Investors seem to be enthused by the rally in mid- and small-caps, but fund managers advise caution against taking excessive exposure despite opportunities for growth.

According to experts, while the rally is justified in certain pockets, it’s just a euphoric move in others. The BSE MidCap has seen a stellar 119.5% rise over the past three years, and 115.3% over the past five years. Year-to-date, it has gained 27.63%.

Mid-cap funds have returned an average of 29.8% over the past three years on a CAGR (compound annual growth rate) basis. The best performing ones have given upwards of 35% returns. On a five-year basis, the average has been 17.5%, with the top performers giving over 20%.

Given the consistent showing over the longer term, there might be merit in the view that the rally is not completely ‘irrational’.

“Sometimes, large-caps outperform while small and mid-caps go through a period of consolidation, and vice versa. However, it is important to have exposure to all segments while creating a portfolio, so small- and mid-cap stocks must be considered part of the allocation strategy.
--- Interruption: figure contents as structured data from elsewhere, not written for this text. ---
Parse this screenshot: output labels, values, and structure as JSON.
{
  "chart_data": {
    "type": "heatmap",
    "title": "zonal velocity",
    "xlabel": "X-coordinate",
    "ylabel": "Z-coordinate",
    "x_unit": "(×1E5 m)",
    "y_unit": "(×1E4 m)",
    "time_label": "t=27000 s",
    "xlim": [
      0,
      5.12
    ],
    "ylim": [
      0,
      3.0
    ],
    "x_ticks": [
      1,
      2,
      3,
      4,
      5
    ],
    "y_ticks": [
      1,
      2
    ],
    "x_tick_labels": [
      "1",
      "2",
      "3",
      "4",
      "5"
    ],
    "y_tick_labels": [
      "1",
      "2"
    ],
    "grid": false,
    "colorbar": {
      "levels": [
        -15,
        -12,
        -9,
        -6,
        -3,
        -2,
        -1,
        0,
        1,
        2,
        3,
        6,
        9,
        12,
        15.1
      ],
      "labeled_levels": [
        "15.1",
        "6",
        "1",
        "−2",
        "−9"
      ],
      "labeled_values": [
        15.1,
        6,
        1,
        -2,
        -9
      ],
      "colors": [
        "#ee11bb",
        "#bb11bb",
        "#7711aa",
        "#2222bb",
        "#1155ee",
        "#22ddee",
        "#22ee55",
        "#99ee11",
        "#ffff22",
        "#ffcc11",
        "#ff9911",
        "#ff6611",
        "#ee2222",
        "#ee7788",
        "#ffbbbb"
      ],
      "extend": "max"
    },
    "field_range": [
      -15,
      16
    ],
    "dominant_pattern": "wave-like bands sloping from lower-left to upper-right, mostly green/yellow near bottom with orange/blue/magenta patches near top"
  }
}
We have seen small and mid-caps outperform the overall market over the long term. At the same time, asset allocation should be kept in mind,” said A Balasubramanian, MD and CEO of Aditya Birla Sun Life AMC.

Mahesh Patil, CIO of Aditya Birla Sun Life AMC, adds: “There has been growing enthusiasm for small-caps over the past few months. After the sharp run-up, we believe some stocks in the small-cap universe have run ahead of fundamentals and one needs to be cautious here. However, with the corporate earnings growth cycle looking positive, there are opportunities with favourable risk/reward for a discerning investor. Investors with a disciplined asset allocation will do well in the long term.”

Small-caps, too, have impressed as far as returns are concerned. On an average, the return has been 35.3% over a three-year period, going as high as 42% in the case of the best performing funds. Over five years, the average has been 20.5%.

The BSE SmallCap has jumped 30% YTD. On a three- and five-year basis, the index has surged over 150%.

This points to a clear momentum in small-cap funds. However, some say the valuations are high beyond reason, and large-caps still remain the ‘safe’ bet in the current environment.

“Sharp moves in select small and micro-caps in excess 20-30% a month, driven by flows, bunching up IPOs, and offers for sale by companies and promoters, all point to ‘momentum chasing’ by investors, thus leading to misallocation. Select stocks and sectors have reached valuations that reflect ‘moonshot’ growth rates to sustain for a long time, which can be risky,” says Sailesh Raj Bhan, CIO (Equity Investments), Nippon India Mutual Fund.

Large-caps look the better option to mitigate risks in the current environment of elections, high interest rates, and rising oil prices, he pointed out.

Data shows that large-caps have given 21% returns over three years, while on a five-year span the return has been 12.5%. While mid- and small-caps have clearly outperformed, asset allocation should not depend on returns alone, say others.

“Investors should not decide future investments based on past returns of equities, or returns of any specific category of equities. We prefer large caps vis-à-vis mid/small-caps at present, as the relative valuations are expensive for mid- and small-caps,” said Harsha Upadhyaya, CIO (Equity) of Kotak Mutual Fund.